Department of Pharmacology, University of Minnesota Medical School, Minneapolis, MN 55455, USA.
Cell Metab. 2009 Dec;10(6):516-23. doi: 10.1016/j.cmet.2009.09.012.
Receptor-interacting protein 140 (RIP140), a nuclear receptor corepressor, is important for lipid and glucose metabolism. In adipocytes, RIP140 can be phosphorylated by protein kinase C epsilon (PKCvarepsilon), followed by arginine methylation, and exported to the cytoplasm. This study demonstrates for the first time a cytoplasmic function for RIP140: to counteract insulin-stimulated glucose transporter 4 (GLUT4) membrane partitioning and glucose uptake in adipocytes. Cytoplasmic RIP140 interacts with the Akt substrate AS160, thereby impeding AS160 phosphorylation by Akt; this in turn reduces GLUT4 trafficking. This signal transduction pathway can be recapitulated in the epididymal adipocytes of diet-induced obese mice: nuclear PKCvarepsilon is activated, cytoplasmic RIP140 increases, and GLUT4 trafficking and glucose uptake are reduced. The data reveal a new, cytoplasmic function for RIP140 as a negative regulator of GLUT4 trafficking and glucose uptake, and shed insight into the regulation of basal and insulin-stimulated glucose disposal by a nuclear-initiated counteracting mechanism.

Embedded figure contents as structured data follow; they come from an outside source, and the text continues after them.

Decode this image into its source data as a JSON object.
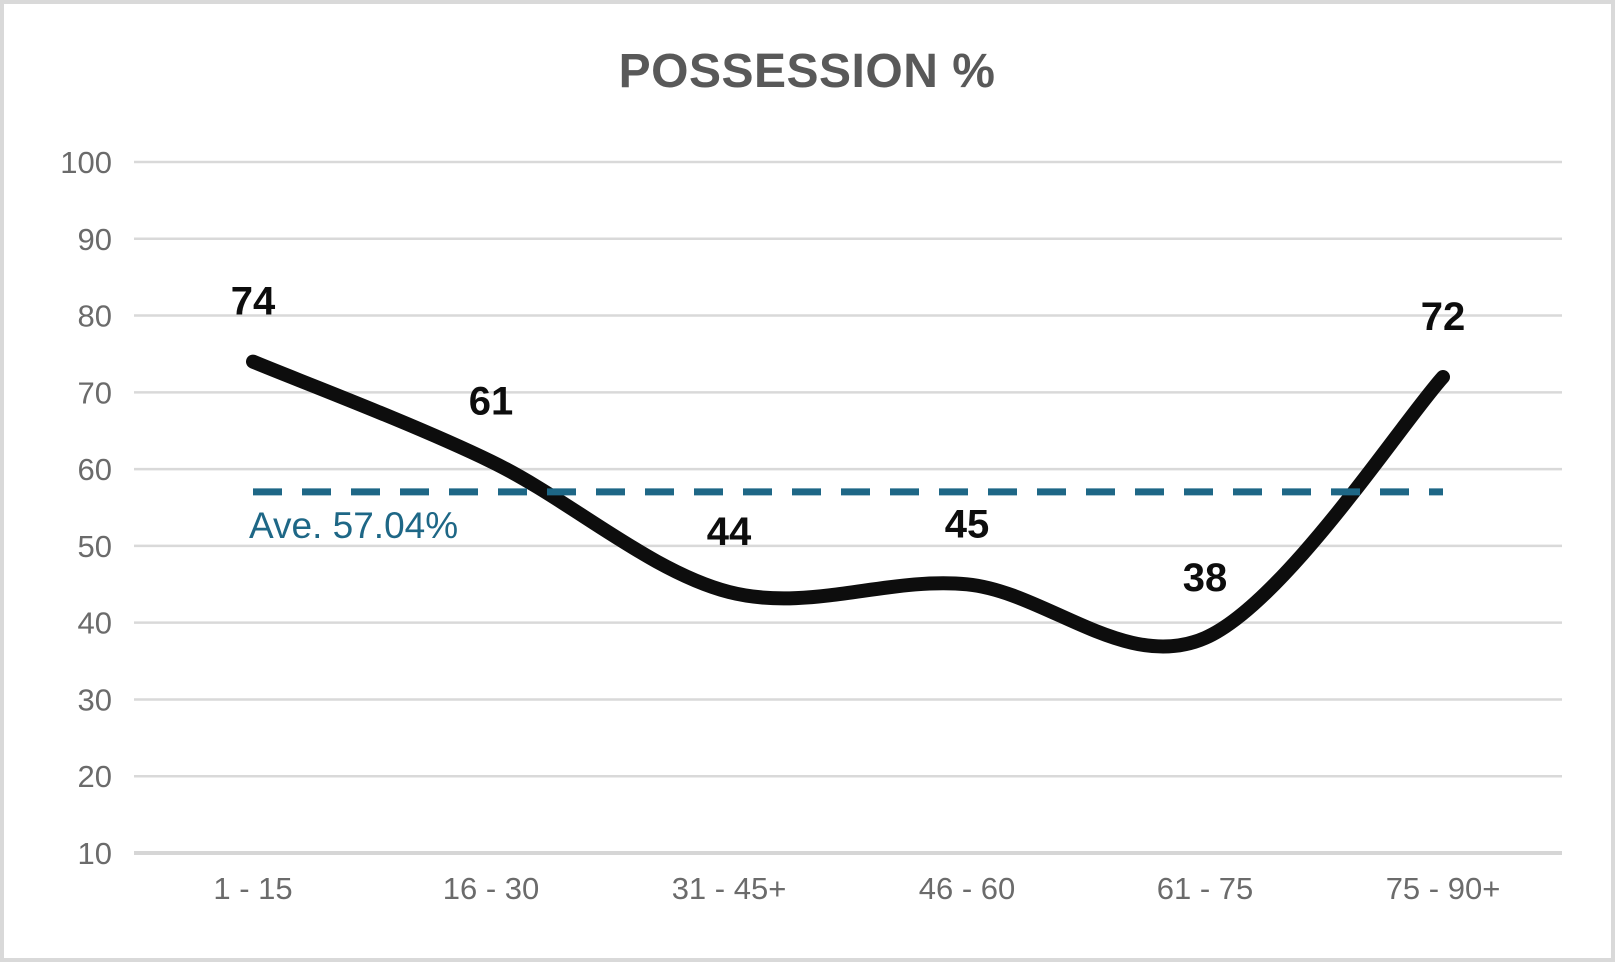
{
  "chart_data": {
    "type": "line",
    "title": "POSSESSION %",
    "categories": [
      "1 - 15",
      "16 - 30",
      "31 - 45+",
      "46 - 60",
      "61 - 75",
      "75 - 90+"
    ],
    "values": [
      74,
      61,
      44,
      45,
      38,
      72
    ],
    "data_labels": [
      "74",
      "61",
      "44",
      "45",
      "38",
      "72"
    ],
    "average": {
      "value": 57.04,
      "label": "Ave. 57.04%"
    },
    "ylim": [
      10,
      100
    ],
    "yticks": [
      10,
      20,
      30,
      40,
      50,
      60,
      70,
      80,
      90,
      100
    ],
    "xlabel": "",
    "ylabel": "",
    "grid": true,
    "legend": false,
    "line_style": "smooth",
    "colors": {
      "line": "#0d0d0d",
      "data_label": "#0d0d0d",
      "accent": "#1e6786",
      "grid": "#d9d9d9",
      "axis_line": "#d6d6d6",
      "axis_text": "#6b6b6b",
      "title_text": "#595959",
      "background": "#ffffff",
      "border": "#d9d9d9"
    }
  }
}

受体相互作用蛋白 140(RIP140)是核受体共抑制因子,对脂质和葡萄糖代谢很重要。在脂肪细胞中,蛋白激酶 C ɛ(PKCɛ)可使 RIP140 磷酸化,随后发生精氨酸甲基化,并被输出到细胞质。本研究首次证明了 RIP140 的细胞质功能:拮抗胰岛素刺激的葡萄糖转运蛋白 4(GLUT4)的膜分布和脂肪细胞中的葡萄糖摄取。细胞质 RIP140 与 Akt 底物 AS160 相互作用,从而阻碍 Akt 对 AS160 的磷酸化;这反过来又减少了 GLUT4 的运输。这条信号转导途径可以在饮食诱导肥胖小鼠的附睾脂肪细胞中重现:核 PKCɛ 被激活,细胞质 RIP140 增加,GLUT4 的运输和葡萄糖摄取减少。数据揭示了 RIP140 的新的细胞质功能,作为 GLUT4 运输和葡萄糖摄取的负调节剂,并深入了解了由核启动的拮抗机制对基础和胰岛素刺激的葡萄糖处置的调节。